Surely, Atiku can go on theorising as many times as he wants. Just like his co-traveller, the acclaimed trader and fabulist that swears that he alone has the magic wand to move Nigeria from consumption to production, he is free to speak from both sides of the mouth. Clearly, the man Nigerians elected to solve the problem is Bola Tinubu. While things might seem rough at the moment, the way forward surely cannot be a return to the old economy of rent and privilege but one in which level playing ground is availed to all classes of players. The two albatrosses of subsidy of fuel and multiple exchange rates belong to the ancien regime.

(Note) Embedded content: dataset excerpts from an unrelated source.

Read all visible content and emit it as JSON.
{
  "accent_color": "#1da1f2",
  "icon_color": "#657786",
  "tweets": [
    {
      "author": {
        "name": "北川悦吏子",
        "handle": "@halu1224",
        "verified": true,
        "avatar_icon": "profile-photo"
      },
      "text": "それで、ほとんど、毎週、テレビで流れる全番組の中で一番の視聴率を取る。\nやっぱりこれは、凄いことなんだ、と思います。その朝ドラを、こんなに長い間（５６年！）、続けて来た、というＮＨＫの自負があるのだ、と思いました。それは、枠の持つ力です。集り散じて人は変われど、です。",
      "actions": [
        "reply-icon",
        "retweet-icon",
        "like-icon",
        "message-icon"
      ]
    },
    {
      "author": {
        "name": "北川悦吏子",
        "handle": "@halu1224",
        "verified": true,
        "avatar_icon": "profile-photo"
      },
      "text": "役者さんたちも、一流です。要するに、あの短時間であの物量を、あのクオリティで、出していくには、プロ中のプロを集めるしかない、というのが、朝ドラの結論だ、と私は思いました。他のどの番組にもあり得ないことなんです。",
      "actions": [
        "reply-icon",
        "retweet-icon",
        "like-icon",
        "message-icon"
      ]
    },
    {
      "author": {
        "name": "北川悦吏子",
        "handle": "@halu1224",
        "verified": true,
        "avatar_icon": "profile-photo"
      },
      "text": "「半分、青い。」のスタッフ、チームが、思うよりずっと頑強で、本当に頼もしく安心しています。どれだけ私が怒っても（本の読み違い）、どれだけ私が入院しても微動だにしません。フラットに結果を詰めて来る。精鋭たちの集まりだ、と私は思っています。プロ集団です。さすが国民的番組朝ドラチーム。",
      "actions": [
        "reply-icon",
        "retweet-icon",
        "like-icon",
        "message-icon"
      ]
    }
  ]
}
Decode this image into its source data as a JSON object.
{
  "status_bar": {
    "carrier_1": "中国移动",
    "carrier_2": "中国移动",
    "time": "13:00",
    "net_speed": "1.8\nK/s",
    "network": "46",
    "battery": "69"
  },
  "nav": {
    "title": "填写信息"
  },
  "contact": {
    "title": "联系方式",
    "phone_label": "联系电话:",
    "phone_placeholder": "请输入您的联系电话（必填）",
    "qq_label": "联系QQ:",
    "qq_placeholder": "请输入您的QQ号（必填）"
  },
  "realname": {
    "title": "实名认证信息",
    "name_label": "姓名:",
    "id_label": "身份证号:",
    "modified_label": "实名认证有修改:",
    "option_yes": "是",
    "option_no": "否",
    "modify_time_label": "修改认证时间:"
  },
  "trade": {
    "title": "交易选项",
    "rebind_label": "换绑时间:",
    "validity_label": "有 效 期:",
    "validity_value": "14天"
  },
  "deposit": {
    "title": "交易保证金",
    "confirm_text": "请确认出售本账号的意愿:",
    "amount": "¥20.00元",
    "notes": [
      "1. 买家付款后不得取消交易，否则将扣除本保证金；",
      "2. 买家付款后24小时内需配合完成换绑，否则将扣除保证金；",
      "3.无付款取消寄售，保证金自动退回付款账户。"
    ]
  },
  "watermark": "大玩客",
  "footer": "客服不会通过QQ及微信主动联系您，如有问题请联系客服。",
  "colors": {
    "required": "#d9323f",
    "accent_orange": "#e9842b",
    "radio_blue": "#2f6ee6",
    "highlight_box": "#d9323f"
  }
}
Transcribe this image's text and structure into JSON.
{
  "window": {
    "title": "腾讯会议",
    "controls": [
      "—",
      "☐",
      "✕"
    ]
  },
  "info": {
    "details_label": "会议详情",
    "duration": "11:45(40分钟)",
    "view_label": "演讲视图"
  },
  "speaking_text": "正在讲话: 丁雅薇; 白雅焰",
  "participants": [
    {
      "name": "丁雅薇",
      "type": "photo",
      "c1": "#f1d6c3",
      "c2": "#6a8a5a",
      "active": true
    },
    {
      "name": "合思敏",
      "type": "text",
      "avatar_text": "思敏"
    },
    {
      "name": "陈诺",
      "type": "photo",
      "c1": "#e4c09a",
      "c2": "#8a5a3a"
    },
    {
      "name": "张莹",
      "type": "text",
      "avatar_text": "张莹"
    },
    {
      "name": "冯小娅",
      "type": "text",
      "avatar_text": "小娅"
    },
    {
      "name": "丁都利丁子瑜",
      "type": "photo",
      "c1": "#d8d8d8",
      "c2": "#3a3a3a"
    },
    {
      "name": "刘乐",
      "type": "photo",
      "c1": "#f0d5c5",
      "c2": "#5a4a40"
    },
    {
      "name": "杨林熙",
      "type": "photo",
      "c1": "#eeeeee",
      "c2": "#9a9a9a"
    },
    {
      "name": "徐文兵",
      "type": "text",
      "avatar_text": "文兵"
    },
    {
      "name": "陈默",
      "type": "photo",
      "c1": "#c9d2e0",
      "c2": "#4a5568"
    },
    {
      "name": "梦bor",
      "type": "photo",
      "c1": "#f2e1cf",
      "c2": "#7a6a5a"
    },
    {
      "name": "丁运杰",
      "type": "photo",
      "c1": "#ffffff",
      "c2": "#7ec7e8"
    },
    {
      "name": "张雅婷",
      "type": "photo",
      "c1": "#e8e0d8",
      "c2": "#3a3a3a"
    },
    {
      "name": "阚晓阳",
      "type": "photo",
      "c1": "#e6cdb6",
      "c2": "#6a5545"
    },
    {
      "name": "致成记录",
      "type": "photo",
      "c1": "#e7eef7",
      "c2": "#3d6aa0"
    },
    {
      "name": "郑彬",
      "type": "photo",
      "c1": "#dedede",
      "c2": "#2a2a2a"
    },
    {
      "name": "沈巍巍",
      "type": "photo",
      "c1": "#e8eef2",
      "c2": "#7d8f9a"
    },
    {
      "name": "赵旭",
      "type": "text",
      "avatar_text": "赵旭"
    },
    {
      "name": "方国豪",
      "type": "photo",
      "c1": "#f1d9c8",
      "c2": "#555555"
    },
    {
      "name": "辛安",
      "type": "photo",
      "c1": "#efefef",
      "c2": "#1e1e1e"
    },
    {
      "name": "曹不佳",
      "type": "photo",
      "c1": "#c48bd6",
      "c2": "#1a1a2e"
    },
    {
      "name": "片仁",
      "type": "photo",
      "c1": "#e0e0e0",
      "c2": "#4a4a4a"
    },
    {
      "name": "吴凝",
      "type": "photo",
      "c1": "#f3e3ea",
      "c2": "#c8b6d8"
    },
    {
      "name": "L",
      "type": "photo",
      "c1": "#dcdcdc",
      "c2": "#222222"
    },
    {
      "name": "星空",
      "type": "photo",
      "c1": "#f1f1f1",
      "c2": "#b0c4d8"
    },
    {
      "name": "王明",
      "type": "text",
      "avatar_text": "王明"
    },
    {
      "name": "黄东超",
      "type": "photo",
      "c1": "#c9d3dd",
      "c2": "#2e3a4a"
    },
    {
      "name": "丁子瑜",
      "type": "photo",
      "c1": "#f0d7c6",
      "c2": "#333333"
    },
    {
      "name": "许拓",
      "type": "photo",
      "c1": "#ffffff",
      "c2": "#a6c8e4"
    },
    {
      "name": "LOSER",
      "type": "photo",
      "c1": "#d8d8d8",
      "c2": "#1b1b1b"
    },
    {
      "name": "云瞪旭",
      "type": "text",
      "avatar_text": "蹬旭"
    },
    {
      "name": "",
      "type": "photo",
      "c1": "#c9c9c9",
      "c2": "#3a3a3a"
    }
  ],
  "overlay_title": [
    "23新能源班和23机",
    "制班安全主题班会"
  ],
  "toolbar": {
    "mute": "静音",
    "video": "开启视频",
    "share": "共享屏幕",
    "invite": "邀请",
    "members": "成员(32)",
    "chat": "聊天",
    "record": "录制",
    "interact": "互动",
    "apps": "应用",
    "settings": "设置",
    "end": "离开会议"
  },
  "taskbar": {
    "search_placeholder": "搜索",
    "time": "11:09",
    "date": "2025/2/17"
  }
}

We need to educate the throng still nursing the illusion of quick-fixes that the answer to the plummeting value of the naira is to encourage exports to boost the supply of forex.

As for the governors, do they need Tinubu to tell them of the dire need to revive those farm settlements, the agricultural extension services of old, the site-and-service initiatives that took the drudge off the farming enterprise as a strategy only to rekindle the interests of our youths in agriculture? Come to think of it – is the job all about ‘forming’ the big man through the elite Nigerian Governors Forum?